Why it’s great that Mackenzie Crook comedy Detectorists will be back for another series
Ben Dowell salutes a BBC4 series which was both touching and funny – and will be coming back for a second run following tonight’s on-air announcement
For me, Detectorists has been the comedy of the year. The good news for fellow fans also feeling bereft after tonight's finale is that it will be back for a second series. An on-air announcement (which we sharp souls at RadioTimes.com heard about beforehand) confirmed the news. The BBC knew comedy gold when it had found it.
For the uninitiated, Detectorists is a bittersweet BBC4 six-parter written and directed by The Office star Mackenzie Crook, in which he plays metal-detecting enthusiast Andy alongside Toby Jones as best mate Lance. An incredibly sweet idea, it taps into a male hobby that is not sport (although they do drink a lot of beer) and gently teases out the gentler, softer side of masculinity. And all in beautiful, summery England.
Crook’s Andy is an aimless drifter with a dead-end job and a nice girlfriend (Rachael Stirling’s Becky – a bit out of his league if you ask me) and a passion for trudging in fields on the quest for a Saxon treasure hoard (any Saxon treasure hoard will do).
His hobby is a neat metaphor. For too much of his life Andy's had his eyes trained on the ground, unable to look up and see the bigger picture: that Becky was the best thing in his life and that pretty history student Sophie (Aimee-Ffion Edwards) who joins the Danebury Metal Detecting Club (DMDC) was not the promising find she initially seemed to be.
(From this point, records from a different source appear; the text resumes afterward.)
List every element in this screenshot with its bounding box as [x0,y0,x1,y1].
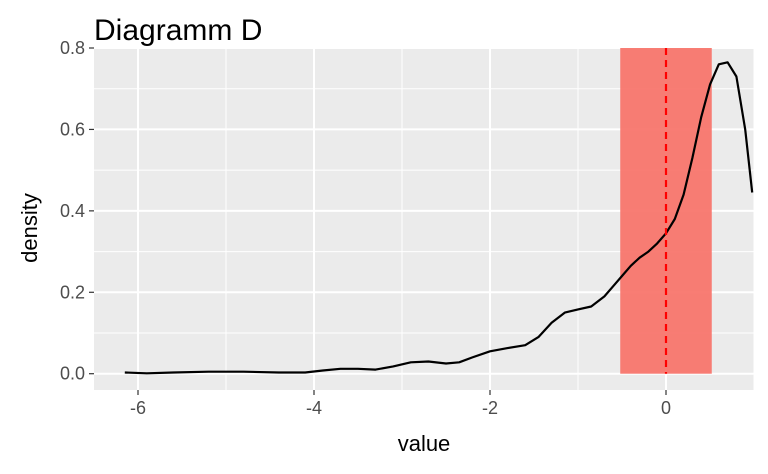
y-tick-label: 0.2 [60,282,85,302]
y-tick-label: 0.6 [60,119,85,139]
y-tick-label: 0.0 [60,364,85,384]
x-tick-label: 0 [661,398,671,418]
chart-title: Diagramm D [94,14,262,47]
x-tick-label: -4 [306,398,322,418]
x-axis-ticks: -6 -4 -2 0 [130,390,671,418]
y-tick-label: 0.4 [60,201,85,221]
y-axis-ticks: 0.0 0.2 0.4 0.6 0.8 [60,38,94,384]
x-tick-label: -2 [482,398,498,418]
y-tick-label: 0.8 [60,38,85,58]
x-axis-title: value [398,431,451,456]
x-tick-label: -6 [130,398,146,418]
density-line [124,61,754,375]
major-gridlines [94,47,754,390]
y-axis-title: density [17,193,42,263]
series-lines [124,61,754,375]
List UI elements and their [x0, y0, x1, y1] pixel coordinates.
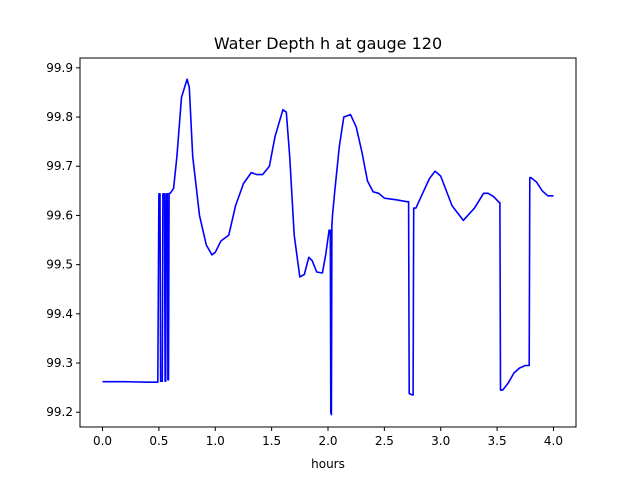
data-layer — [102, 78, 554, 416]
plot-frame — [79, 57, 577, 428]
y-tick-label: 99.3 — [46, 356, 73, 370]
x-tick-label: 3.5 — [488, 434, 507, 448]
x-tick-label: 4.0 — [544, 434, 563, 448]
y-tick-label: 99.2 — [46, 405, 73, 419]
x-tick-label: 2.5 — [375, 434, 394, 448]
x-tick-label: 0.5 — [149, 434, 168, 448]
x-axis-label: hours — [311, 457, 345, 471]
y-tick-label: 99.8 — [46, 110, 73, 124]
x-tick-label: 0.0 — [93, 434, 112, 448]
series-line-0 — [102, 78, 554, 416]
x-tick-label: 2.0 — [318, 434, 337, 448]
x-tick-label: 3.0 — [431, 434, 450, 448]
chart-title: Water Depth h at gauge 120 — [214, 34, 442, 53]
y-tick-label: 99.4 — [46, 307, 73, 321]
y-tick-label: 99.5 — [46, 258, 73, 272]
y-tick-label: 99.7 — [46, 159, 73, 173]
y-tick-label: 99.6 — [46, 208, 73, 222]
x-tick-label: 1.0 — [206, 434, 225, 448]
y-tick-label: 99.9 — [46, 61, 73, 75]
tick-layer: 0.0 0.5 1.0 1.5 2.0 2.5 3.0 3.5 4.0 99.2 99.3 99.4 9… — [46, 61, 563, 448]
x-tick-label: 1.5 — [262, 434, 281, 448]
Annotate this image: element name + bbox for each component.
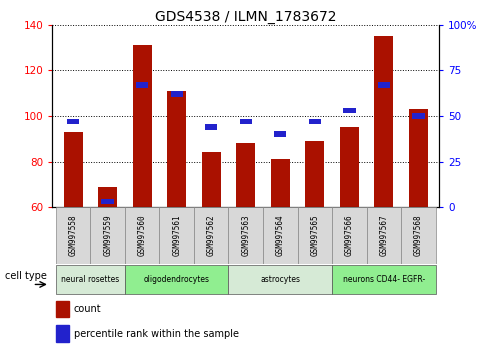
Text: neurons CD44- EGFR-: neurons CD44- EGFR-: [343, 275, 425, 284]
Bar: [205, 124, 218, 130]
Bar: [309, 119, 321, 124]
Bar: [133, 45, 152, 207]
Text: GSM997558: GSM997558: [68, 215, 78, 256]
Bar: [202, 152, 221, 207]
Bar: [125, 207, 160, 264]
Text: GSM997560: GSM997560: [138, 215, 147, 256]
Bar: [367, 207, 401, 264]
Bar: [56, 325, 69, 342]
Bar: [90, 207, 125, 264]
Text: GSM997564: GSM997564: [276, 215, 285, 256]
Bar: [125, 266, 229, 294]
Bar: [236, 143, 255, 207]
Bar: [63, 132, 83, 207]
Bar: [409, 109, 428, 207]
Text: cell type: cell type: [5, 271, 47, 281]
Bar: [56, 207, 90, 264]
Bar: [274, 131, 286, 137]
Bar: [56, 266, 125, 294]
Text: neural rosettes: neural rosettes: [61, 275, 119, 284]
Text: GSM997563: GSM997563: [241, 215, 250, 256]
Text: astrocytes: astrocytes: [260, 275, 300, 284]
Text: oligodendrocytes: oligodendrocytes: [144, 275, 210, 284]
Bar: [263, 207, 297, 264]
Text: GSM997559: GSM997559: [103, 215, 112, 256]
Bar: [378, 82, 390, 88]
Bar: [412, 113, 425, 119]
Bar: [160, 207, 194, 264]
Bar: [374, 36, 393, 207]
Bar: [171, 91, 183, 97]
Bar: [332, 207, 367, 264]
Bar: [136, 82, 148, 88]
Bar: [332, 266, 436, 294]
Bar: [271, 159, 290, 207]
Bar: [297, 207, 332, 264]
Bar: [194, 207, 229, 264]
Text: count: count: [74, 304, 101, 314]
Bar: [229, 266, 332, 294]
Bar: [343, 108, 355, 113]
Bar: [340, 127, 359, 207]
Text: GSM997565: GSM997565: [310, 215, 319, 256]
Title: GDS4538 / ILMN_1783672: GDS4538 / ILMN_1783672: [155, 10, 336, 24]
Bar: [67, 119, 79, 124]
Text: percentile rank within the sample: percentile rank within the sample: [74, 329, 239, 338]
Text: GSM997562: GSM997562: [207, 215, 216, 256]
Bar: [229, 207, 263, 264]
Bar: [240, 119, 252, 124]
Text: GSM997567: GSM997567: [379, 215, 388, 256]
Text: GSM997566: GSM997566: [345, 215, 354, 256]
Text: GSM997561: GSM997561: [172, 215, 181, 256]
Text: GSM997568: GSM997568: [414, 215, 423, 256]
Bar: [101, 199, 114, 205]
Bar: [401, 207, 436, 264]
Bar: [56, 301, 69, 317]
Bar: [305, 141, 324, 207]
Bar: [98, 187, 117, 207]
Bar: [167, 91, 186, 207]
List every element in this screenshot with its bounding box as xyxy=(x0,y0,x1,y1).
As for Toby Jones: what an actor. On the face of it Lance is a happy, slightly cocky idiot but below lies another man masking pain and longing.
Theirs is a beautiful friendship, a double act that brilliantly addressed the childishness of male banter (“Immature.” “Are you?” “No you are”). Matey male double acts are a staple of many of the great comedy classics from The Likely Lads to Only Fools and Horses and I believe this one belongs in that pantheon.
Lance still runs errands for his ex-wife (played by EastEnders’ Lucy Benjamin! Where has she been all this time?) even though she has shacked up with a strapping new boyfriend. But she has rubbed Lance’s nose in it long enough and tonight he finally saw her for what she was – just one of the many satisfying things about the series finale.
It looked as lush and bucolic as ever, and was once again snappily funny in the right places. Last but not least, there was the brilliant moment at the end when they retired empty-handed to the pub, only for us to see that there is indeed a treasure hoard buried in Bishop’s Field. Maybe in series two they will find it. Comedy fans already have.